Prof. Dr. Simone Osthoff
Raising The Temperature Of The Conversation In The 21st Century
My topic relates to both Rainer Guldin’s examination of Flusser’s ‘idiosyncratic and innovative methodology,’ and Arjen Mulder’s evaluation of Flusser’s predictions for a telematics society. How are multimedia artists in the 21st century pushing the conversation regarding dialogism while using data aesthetics as the new raw palette? Data-sets, sampling, looping, layering, translation, climate change, hyper-relativism, net neutrality, surveillance, and generative archives are some of the topics examined, for instance, by the artist-composer Paul Miller aka DJ Spooky, who may include a Donald Trump Tweet in his Digital Fictions project; the documentary filmmaker Laura Poitras, who uses images where ‘nothing is what it seems’; or the artist Giselle Beiguelman’s exploration of possible futures, digital memory and archives.

Arjen Mulder
Dialogical images in an environment of data
The topic I would like to adress at Transcoding Flusser is if any of Flussers predictions about the telematic society and telematic man did come true. Remember those amazing lines from In the Universe of Technical Images: ‘I'm mortal, you're mortal, we are immortal.’ Are we? My theme will be the current state of our 'environment' in the McLuhan sense of the word, and I will try to expand on the notion that our current normality consists of data, and that the dialogical society that Flusser forsaw became reality in the form of Big Data, that have no meaning, only semiotic potential.

Katerina Krtilova
Can we think computation only in numbers?

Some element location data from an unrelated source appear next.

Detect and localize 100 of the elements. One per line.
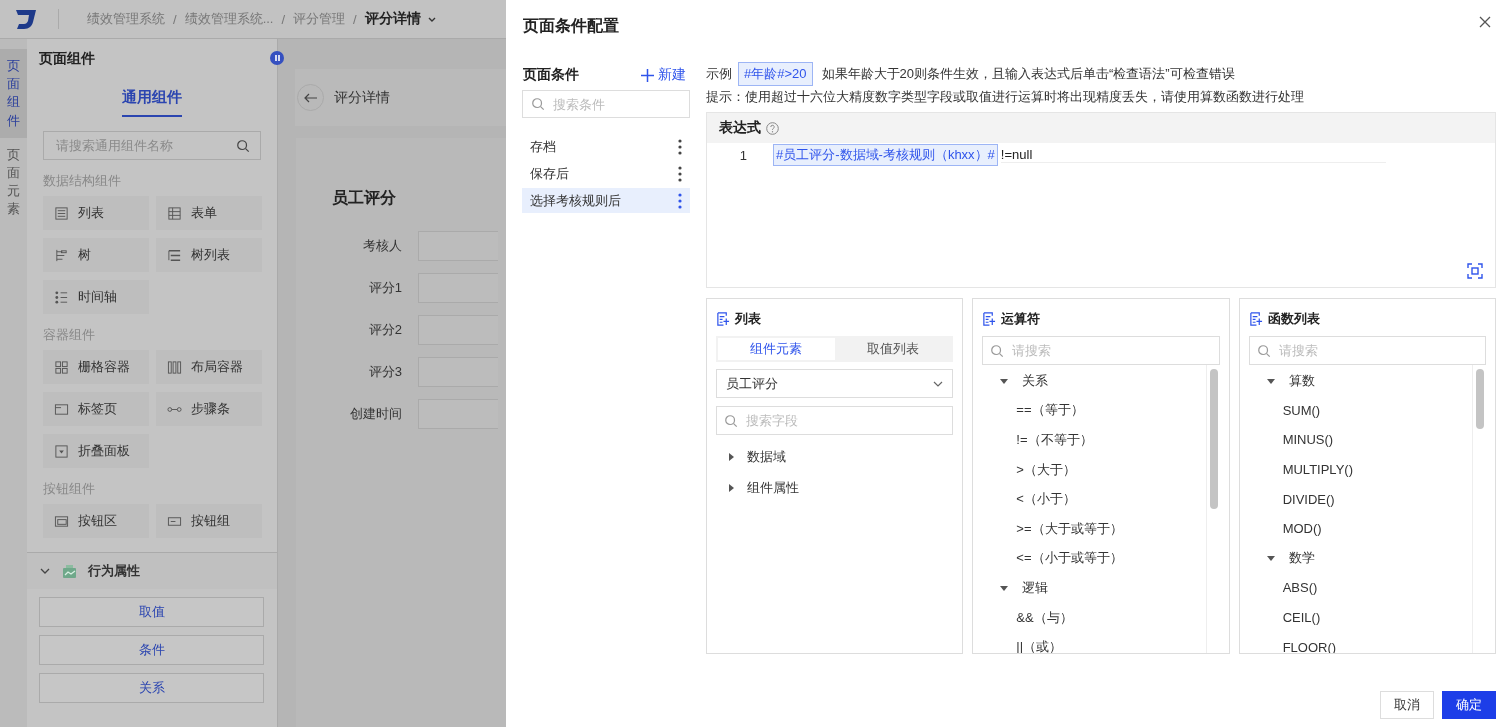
- hint-text: 提示：使用超过十六位大精度数字类型字段或取值进行运算时将出现精度丢失，请使用算数函数进行处理: [706, 88, 1305, 106]
- condition-label: 保存后: [530, 164, 569, 183]
- more-icon[interactable]: [678, 192, 682, 209]
- close-button[interactable]: [1478, 15, 1492, 29]
- search-icon: [990, 343, 1005, 358]
- component-item[interactable]: 折叠面板: [43, 434, 149, 468]
- scrollbar[interactable]: [1472, 365, 1486, 653]
- group-title: 容器组件: [43, 326, 96, 344]
- condition-item[interactable]: 保存后: [522, 161, 690, 186]
- fullscreen-icon[interactable]: [1467, 263, 1483, 279]
- tab[interactable]: 组件元素: [718, 338, 835, 360]
- behavior-button[interactable]: 条件: [39, 635, 264, 665]
- panel-title: 函数列表: [1267, 310, 1320, 328]
- behavior-button[interactable]: 关系: [39, 673, 264, 703]
- close-icon: [1478, 15, 1492, 29]
- columns-icon: [167, 359, 182, 375]
- panel-tab[interactable]: 通用组件: [122, 88, 182, 117]
- list-item[interactable]: >（大于）: [982, 454, 1206, 485]
- panel-title: 列表: [735, 310, 761, 328]
- section-title: 页面条件: [523, 66, 579, 84]
- list-item[interactable]: <=（小于或等于）: [982, 543, 1206, 574]
- list-item[interactable]: MINUS(): [1248, 425, 1472, 455]
- side-tab[interactable]: 页面组件: [0, 49, 27, 138]
- search-icon: [236, 138, 250, 153]
- code-text: !=null: [1000, 147, 1386, 163]
- behavior-button[interactable]: 取值: [39, 597, 264, 627]
- table-icon: [167, 205, 182, 221]
- list-item[interactable]: MOD(): [1248, 513, 1472, 544]
- component-item[interactable]: 按钮区: [43, 504, 149, 538]
- line-number: 1: [738, 147, 748, 163]
- tab-icon: [54, 401, 69, 417]
- component-item[interactable]: 列表: [43, 196, 149, 230]
- more-icon[interactable]: [678, 165, 682, 182]
- list-item[interactable]: CEIL(): [1248, 602, 1472, 633]
- tree-node[interactable]: 逻辑: [982, 573, 1206, 603]
- list-item[interactable]: SUM(): [1248, 395, 1472, 426]
- button-area-icon: [54, 513, 69, 529]
- condition-item[interactable]: 存档: [522, 134, 690, 159]
- scrollbar[interactable]: [1205, 365, 1220, 653]
- help-icon: [766, 121, 779, 135]
- tree-node[interactable]: 算数: [1248, 366, 1472, 396]
- component-item[interactable]: 按钮组: [156, 504, 262, 538]
- component-item[interactable]: 时间轴: [43, 280, 149, 314]
- section-header[interactable]: 行为属性: [27, 552, 277, 589]
- search-icon: [724, 413, 738, 428]
- example-label: 示例: [706, 65, 732, 83]
- dropdown[interactable]: 员工评分: [716, 369, 954, 398]
- grid-icon: [54, 359, 69, 375]
- tree-node[interactable]: 组件属性: [707, 472, 963, 503]
- breadcrumb-separator: /: [173, 11, 177, 27]
- page-title: 评分详情: [334, 88, 390, 107]
- list-item[interactable]: MULTIPLY(): [1248, 454, 1472, 485]
- tree-node[interactable]: 关系: [982, 366, 1206, 396]
- breadcrumb-current: 评分详情: [364, 10, 421, 28]
- field-label: 评分1: [367, 279, 403, 297]
- field-label: 评分2: [367, 321, 403, 339]
- more-icon[interactable]: [678, 138, 682, 155]
- field-label: 创建时间: [349, 405, 403, 423]
- tree-node[interactable]: 数学: [1248, 543, 1472, 574]
- field-label: 考核人: [362, 237, 403, 255]
- search-icon: [1256, 343, 1271, 358]
- list-item[interactable]: &&（与）: [982, 602, 1206, 633]
- tree-icon: [54, 247, 69, 263]
- confirm-button[interactable]: 确定: [1442, 691, 1496, 719]
- code-editor[interactable]: 表达式 1 #员工评分-数据域-考核规则（khxx）# !=null: [706, 112, 1496, 288]
- tree-list-icon: [167, 247, 182, 263]
- component-item[interactable]: 标签页: [43, 392, 149, 426]
- component-item[interactable]: 树: [43, 238, 149, 272]
- list-item[interactable]: >=（大于或等于）: [982, 513, 1206, 544]
- dropdown-value: 员工评分: [726, 374, 778, 393]
- group-title: 按钮组件: [43, 480, 96, 498]
- component-item[interactable]: 树列表: [156, 238, 262, 272]
- field-token: #员工评分-数据域-考核规则（khxx）#: [773, 144, 998, 166]
- group-title: 数据结构组件: [43, 172, 122, 190]
- new-button[interactable]: 新建: [641, 66, 690, 84]
- component-item[interactable]: 步骤条: [156, 392, 262, 426]
- tab[interactable]: 取值列表: [834, 338, 952, 360]
- section-title: 行为属性: [88, 562, 140, 580]
- plus-icon: [641, 68, 654, 82]
- list-icon: [716, 312, 730, 326]
- list-item[interactable]: ==（等于）: [982, 395, 1206, 426]
- list-item[interactable]: !=（不等于）: [982, 425, 1206, 455]
- list-item[interactable]: DIVIDE(): [1248, 484, 1472, 514]
- condition-label: 选择考核规则后: [530, 191, 621, 210]
- panel-title: 运算符: [1001, 310, 1041, 328]
- list-item[interactable]: <（小于）: [982, 484, 1206, 514]
- back-button[interactable]: [297, 84, 324, 111]
- tree-node[interactable]: 数据域: [707, 441, 963, 472]
- chart-icon: [61, 562, 78, 580]
- field-label: 评分3: [367, 363, 403, 381]
- condition-item[interactable]: 选择考核规则后: [522, 188, 690, 213]
- component-item[interactable]: 表单: [156, 196, 262, 230]
- breadcrumb-separator: /: [281, 11, 286, 27]
- search-icon: [531, 97, 545, 111]
- component-item[interactable]: 布局容器: [156, 350, 262, 384]
- list-item[interactable]: ABS(): [1248, 573, 1472, 603]
- list-icon: [982, 312, 997, 326]
- list-item[interactable]: ||（或）: [982, 632, 1206, 653]
- cancel-button[interactable]: 取消: [1380, 691, 1434, 719]
- component-item[interactable]: 栅格容器: [43, 350, 149, 384]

In line with Baruch’s starting point, namely Flusser trying to save philosophy in the age of a technology that challenges basic assumptions of western metaphysics I would to ask how thinking could change to meet this challenge. In my reading Flusser’s suggestion of a new techno-imagination does not provide an answer, but rather articulates the ‘dead end’ of the technical logic computation is based on: logical-mathematical formalisation as the highest level of abstraction, a kind of second order thinking that allows to recognize and manipulate the structure underlying reality. This kind of thinking can be mechanised and is executed by computers much more effective than human minds. I would suggest to follow Flusser’s critical analysis of the alphanumeric code turning into the universe of computation which is connected to Husserl’s, Heidegger’s or Cassirer’s critique of science and technology, designing phenomenology as a new kind of thinking which cannot be mechanized and cannot be just implemented into digital technology (as author’s like Mark Hansen suggest). At this point we have to criticise Flusser’s argumentation oriented towards techno-imagination and technical images, I believe, but look for new methods of thinking in the performative dimension of his arguments, paying attention to Flusser’s rhetorics in a strong sense, as Rainer suggests – if I understand his approach correctly.